Beijing to Host 2022 Winter Olympics
The Chinese capital will become the first city to have hosted both summer and winter games.
Bejiing has been named the host city for the 2022 Winter Olympics, beating the Kazakh city of Almaty in a two-horse race.
The decision was made by the International Olympic Committee in Kuala Lumpur, where both finalists made a last-ditched push to claim the prize. Beijing – which won by 44 votes to 40 – is now set to become the first city to have hosted both summer and winter games.
The event will be split between three sites: one in the Chinese capital itself, one in the city of Zhangjiakou — 125 miles from Beijing — and one in the mountainous Yanqing county to the city's northwest.
Prior to the decision, activists had urged the IOC to reject Beijing's bid.

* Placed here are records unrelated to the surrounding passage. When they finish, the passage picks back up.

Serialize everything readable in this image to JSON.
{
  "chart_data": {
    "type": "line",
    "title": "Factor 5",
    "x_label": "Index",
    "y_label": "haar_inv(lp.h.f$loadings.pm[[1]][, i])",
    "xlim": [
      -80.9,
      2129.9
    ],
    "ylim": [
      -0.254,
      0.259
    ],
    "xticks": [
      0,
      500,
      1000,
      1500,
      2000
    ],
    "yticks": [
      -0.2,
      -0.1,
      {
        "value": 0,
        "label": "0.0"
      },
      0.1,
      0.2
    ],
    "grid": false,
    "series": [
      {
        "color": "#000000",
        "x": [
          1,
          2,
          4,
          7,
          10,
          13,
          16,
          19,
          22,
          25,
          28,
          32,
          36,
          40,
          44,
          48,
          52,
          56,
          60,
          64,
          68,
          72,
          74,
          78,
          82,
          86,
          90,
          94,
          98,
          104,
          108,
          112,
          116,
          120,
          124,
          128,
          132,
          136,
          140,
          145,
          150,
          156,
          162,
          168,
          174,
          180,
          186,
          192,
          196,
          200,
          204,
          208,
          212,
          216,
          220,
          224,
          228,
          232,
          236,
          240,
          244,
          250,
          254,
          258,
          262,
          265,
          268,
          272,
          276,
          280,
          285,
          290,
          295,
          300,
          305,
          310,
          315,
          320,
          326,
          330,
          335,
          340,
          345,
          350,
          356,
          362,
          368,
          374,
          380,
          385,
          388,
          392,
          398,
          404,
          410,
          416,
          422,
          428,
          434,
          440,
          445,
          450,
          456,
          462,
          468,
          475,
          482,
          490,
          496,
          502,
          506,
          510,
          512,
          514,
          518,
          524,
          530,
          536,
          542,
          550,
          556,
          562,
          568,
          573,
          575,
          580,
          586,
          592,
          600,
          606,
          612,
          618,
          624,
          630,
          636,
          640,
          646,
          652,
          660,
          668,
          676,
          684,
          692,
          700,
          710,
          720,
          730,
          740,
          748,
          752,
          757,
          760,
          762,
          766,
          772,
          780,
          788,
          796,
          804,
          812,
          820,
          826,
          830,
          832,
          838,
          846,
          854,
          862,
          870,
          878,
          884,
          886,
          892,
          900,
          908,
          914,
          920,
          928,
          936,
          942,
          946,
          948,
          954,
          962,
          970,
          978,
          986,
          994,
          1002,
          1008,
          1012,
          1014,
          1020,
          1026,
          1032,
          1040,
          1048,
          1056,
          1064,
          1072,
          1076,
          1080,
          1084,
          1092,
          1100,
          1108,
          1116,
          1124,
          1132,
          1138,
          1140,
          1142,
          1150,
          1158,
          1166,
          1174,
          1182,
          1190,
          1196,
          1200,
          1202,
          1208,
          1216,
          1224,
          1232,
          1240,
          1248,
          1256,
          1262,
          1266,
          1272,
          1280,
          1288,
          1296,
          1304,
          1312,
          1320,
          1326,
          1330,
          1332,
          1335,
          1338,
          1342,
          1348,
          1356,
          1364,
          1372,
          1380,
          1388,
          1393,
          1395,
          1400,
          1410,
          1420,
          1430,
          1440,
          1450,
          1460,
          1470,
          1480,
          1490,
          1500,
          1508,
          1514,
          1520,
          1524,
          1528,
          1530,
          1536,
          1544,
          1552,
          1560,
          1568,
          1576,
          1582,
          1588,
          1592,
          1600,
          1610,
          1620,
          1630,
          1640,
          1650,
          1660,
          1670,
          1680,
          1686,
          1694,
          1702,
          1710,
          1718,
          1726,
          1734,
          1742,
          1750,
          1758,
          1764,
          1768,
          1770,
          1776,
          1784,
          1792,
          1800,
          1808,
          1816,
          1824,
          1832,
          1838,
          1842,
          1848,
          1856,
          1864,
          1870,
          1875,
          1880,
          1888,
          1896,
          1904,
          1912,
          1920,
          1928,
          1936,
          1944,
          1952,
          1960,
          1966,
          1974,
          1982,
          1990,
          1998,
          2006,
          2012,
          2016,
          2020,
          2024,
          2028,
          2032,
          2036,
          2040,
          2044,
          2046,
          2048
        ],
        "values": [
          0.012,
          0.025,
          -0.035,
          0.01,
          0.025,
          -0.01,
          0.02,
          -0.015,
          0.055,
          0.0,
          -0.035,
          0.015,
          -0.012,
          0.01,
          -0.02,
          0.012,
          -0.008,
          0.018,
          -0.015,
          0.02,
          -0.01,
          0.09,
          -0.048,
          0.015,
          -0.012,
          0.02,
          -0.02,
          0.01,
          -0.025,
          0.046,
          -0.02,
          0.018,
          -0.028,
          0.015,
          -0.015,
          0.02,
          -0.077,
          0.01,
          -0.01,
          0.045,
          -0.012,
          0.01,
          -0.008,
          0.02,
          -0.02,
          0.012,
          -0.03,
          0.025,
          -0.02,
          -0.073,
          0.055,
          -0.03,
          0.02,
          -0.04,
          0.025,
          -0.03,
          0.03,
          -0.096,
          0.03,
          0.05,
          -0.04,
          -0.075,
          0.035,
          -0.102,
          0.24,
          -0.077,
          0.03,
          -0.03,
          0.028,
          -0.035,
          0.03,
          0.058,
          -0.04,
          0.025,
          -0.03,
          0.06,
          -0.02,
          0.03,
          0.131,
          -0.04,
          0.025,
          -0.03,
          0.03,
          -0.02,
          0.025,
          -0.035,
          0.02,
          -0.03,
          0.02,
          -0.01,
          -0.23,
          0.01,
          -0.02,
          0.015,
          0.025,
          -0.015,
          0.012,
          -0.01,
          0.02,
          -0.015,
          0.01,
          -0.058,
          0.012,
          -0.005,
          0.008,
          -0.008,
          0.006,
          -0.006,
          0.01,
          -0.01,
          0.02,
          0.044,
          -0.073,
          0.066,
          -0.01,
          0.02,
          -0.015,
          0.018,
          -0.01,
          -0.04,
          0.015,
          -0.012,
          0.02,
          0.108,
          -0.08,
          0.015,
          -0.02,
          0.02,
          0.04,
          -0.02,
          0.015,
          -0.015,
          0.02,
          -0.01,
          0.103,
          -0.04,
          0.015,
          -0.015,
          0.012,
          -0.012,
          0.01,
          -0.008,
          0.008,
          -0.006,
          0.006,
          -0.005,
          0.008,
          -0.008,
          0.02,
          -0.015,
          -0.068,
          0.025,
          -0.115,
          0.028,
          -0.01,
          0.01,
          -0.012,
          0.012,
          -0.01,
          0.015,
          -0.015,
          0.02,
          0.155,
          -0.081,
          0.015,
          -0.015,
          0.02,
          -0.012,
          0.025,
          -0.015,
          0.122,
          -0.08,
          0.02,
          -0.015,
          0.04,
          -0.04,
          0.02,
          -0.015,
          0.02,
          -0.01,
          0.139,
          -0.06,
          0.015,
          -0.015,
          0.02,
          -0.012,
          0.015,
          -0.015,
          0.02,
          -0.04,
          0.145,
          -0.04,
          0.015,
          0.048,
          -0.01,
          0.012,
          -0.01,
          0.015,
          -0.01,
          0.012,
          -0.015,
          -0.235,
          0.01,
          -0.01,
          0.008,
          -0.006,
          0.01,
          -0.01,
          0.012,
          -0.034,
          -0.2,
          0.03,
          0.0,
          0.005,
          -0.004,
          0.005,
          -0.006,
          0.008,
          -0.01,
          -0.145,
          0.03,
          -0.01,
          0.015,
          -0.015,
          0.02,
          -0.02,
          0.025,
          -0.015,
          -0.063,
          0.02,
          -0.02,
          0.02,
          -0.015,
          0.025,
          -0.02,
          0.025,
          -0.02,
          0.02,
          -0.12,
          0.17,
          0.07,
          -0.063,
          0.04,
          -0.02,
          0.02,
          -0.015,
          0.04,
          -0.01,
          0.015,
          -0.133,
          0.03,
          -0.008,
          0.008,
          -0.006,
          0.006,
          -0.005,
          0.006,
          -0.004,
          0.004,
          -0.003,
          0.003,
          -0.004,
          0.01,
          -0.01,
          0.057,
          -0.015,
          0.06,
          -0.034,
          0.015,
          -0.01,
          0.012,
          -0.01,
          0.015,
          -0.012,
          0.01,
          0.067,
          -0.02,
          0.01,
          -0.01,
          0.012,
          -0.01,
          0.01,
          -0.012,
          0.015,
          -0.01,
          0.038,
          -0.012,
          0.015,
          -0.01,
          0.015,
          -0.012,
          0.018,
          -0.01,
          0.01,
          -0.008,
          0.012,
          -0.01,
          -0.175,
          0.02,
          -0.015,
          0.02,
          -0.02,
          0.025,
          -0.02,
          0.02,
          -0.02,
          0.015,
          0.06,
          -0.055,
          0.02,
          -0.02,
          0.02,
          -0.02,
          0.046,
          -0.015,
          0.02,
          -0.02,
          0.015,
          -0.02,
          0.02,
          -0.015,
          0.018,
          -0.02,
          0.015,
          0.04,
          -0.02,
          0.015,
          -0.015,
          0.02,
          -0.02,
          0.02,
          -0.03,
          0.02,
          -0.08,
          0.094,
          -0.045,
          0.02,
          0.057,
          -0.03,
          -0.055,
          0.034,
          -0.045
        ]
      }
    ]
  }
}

An open letter signed by many high-profile dissidents said that China was on the brink of a "human rights crisis with a scale of violations that is unprecedented since 2008," pointing to a crackdown on government opponents and claiming that the Olympic win would "endorse a government that blatantly violates human rights."
While there were no major protests at Friday's IOC vote, at a briefing last month pro-Tibet supporters broke into the hotel brandishing banners with slogans including "Free Tibet" and "No More Bloody Games."
Kazakhstan hadn't escaped criticism over its human rights record either, with Human Rights Watch saying that the authorities "heavily restrict" freedom of assembly, speech and religion, while "torture remains a serious problem."
Last year it was revealed that, were Beijing to win the bid, Zhang Yimou, the director of Hero, Raise the Red Lantern and the opening and closing ceremonies for the summer games in 2008, would be applying his magic to the 2022 Winter Olympics' ceremonies as well.
The bid came down to just two cities after Munich, Oslo, Stockholm, Lviv, Krakow and Graubunden all withdrew from the race.
The next Winter Olympics in 2018 will be held in PyeongChang in South Korea.